Australia’s business sector experienced a significant acceleration in January, according to S&P Global’s latest flash Purchasing Managers’ Index (PMI). The composite output index surged to 55.5, a notable increase from 51.0 in December. This represents the most robust rate of expansion since August 2025, signalling a strong start to the year for the Australian economy.

The upturn was underpinned by accelerated growth in both the manufacturing and services sectors. New business orders played a crucial role, including increased overseas demand for manufactured goods. This surge in demand led to the fastest rise in export orders in three-and-a-half years. To manage the growing workload, companies increased their staffing levels, although the overall rate of employment growth moderated slightly compared to the previous month. Backlogs of work also increased for the first time in nine months.

Despite the positive growth indicators, input costs continued to rise, particularly within the manufacturing sector. However, there was some relief as the overall rates of cost and output price inflation eased from their December levels. Looking ahead, the data presented a mixed picture.
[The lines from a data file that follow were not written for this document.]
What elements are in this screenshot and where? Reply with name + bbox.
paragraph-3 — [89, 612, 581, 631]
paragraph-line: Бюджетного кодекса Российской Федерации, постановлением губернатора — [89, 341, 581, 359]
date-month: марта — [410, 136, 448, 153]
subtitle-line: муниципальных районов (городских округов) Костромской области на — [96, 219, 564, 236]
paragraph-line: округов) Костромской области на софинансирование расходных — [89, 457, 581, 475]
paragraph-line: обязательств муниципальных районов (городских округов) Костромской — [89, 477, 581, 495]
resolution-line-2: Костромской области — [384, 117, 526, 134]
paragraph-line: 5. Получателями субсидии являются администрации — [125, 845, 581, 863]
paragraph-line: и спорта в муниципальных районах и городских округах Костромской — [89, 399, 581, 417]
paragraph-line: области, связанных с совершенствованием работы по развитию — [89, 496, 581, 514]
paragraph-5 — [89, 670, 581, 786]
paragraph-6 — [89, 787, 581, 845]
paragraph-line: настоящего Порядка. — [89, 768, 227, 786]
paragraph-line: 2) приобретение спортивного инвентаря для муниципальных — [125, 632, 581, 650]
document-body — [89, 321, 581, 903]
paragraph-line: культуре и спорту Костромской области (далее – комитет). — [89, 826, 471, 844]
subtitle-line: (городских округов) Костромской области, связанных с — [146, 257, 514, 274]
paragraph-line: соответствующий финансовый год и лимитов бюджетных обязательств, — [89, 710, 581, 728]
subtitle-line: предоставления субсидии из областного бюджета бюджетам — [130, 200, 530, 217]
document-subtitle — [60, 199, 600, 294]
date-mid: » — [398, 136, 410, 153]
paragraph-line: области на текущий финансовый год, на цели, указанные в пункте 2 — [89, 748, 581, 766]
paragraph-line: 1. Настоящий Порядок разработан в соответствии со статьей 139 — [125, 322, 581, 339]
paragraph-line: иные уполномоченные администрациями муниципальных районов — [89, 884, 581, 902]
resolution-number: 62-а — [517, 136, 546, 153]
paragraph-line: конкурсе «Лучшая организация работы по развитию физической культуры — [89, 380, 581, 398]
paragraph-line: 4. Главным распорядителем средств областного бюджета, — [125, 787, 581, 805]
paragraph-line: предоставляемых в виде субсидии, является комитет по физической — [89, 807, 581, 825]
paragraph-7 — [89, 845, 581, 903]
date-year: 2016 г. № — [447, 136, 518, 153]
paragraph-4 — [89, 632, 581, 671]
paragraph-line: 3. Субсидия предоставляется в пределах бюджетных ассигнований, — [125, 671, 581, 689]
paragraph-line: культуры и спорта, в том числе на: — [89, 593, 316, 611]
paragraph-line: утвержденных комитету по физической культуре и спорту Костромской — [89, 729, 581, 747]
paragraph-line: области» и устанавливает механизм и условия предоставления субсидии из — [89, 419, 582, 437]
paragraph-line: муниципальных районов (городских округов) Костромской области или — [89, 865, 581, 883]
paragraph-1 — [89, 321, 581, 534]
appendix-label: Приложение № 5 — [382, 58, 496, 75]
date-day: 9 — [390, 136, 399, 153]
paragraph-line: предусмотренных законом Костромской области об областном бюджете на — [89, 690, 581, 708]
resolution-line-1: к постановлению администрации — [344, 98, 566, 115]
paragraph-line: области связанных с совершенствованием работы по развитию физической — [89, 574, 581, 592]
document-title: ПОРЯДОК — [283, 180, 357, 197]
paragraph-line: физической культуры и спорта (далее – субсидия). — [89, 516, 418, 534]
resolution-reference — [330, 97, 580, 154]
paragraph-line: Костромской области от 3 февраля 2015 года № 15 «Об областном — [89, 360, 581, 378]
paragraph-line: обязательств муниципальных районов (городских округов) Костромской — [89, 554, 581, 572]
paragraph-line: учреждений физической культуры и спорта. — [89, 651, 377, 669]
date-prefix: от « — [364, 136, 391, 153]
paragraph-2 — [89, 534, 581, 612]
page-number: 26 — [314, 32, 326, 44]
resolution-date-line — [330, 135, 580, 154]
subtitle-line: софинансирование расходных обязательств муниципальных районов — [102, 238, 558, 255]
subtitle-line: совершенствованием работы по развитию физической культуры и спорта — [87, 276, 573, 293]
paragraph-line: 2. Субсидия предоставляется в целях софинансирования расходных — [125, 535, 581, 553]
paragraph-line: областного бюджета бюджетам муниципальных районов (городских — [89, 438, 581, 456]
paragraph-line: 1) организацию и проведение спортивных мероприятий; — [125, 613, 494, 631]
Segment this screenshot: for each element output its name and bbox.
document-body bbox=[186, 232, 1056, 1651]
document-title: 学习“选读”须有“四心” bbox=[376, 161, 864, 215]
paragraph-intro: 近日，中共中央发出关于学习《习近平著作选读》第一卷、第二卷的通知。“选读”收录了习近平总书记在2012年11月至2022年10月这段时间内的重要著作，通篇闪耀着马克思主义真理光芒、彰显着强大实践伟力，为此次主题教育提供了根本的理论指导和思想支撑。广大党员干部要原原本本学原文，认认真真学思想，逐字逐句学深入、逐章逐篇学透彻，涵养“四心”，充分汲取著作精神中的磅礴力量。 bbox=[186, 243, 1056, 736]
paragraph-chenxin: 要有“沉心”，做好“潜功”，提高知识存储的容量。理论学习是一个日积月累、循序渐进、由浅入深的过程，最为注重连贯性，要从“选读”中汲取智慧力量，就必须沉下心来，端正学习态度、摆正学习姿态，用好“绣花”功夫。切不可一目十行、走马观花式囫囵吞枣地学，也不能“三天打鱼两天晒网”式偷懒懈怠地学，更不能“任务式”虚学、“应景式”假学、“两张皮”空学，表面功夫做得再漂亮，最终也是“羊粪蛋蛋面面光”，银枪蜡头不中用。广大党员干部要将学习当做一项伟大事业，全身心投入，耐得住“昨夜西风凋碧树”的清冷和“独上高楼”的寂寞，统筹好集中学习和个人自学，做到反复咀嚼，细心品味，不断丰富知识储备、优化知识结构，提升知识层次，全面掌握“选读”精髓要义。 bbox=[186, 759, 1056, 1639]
While new order growth remained strong, business optimism dipped to its lowest level since October 2024, partly attributed to geopolitical uncertainties.

Jingyi Pan from S&P Global commented that the data indicates “resilient economic conditions at the start of 2026,” with balanced growth across both manufacturing and services. However, Pan also highlighted potential risks associated with increasing input costs and a decline in sentiment within the service sector, suggesting that businesses should remain vigilant in the face of these challenges.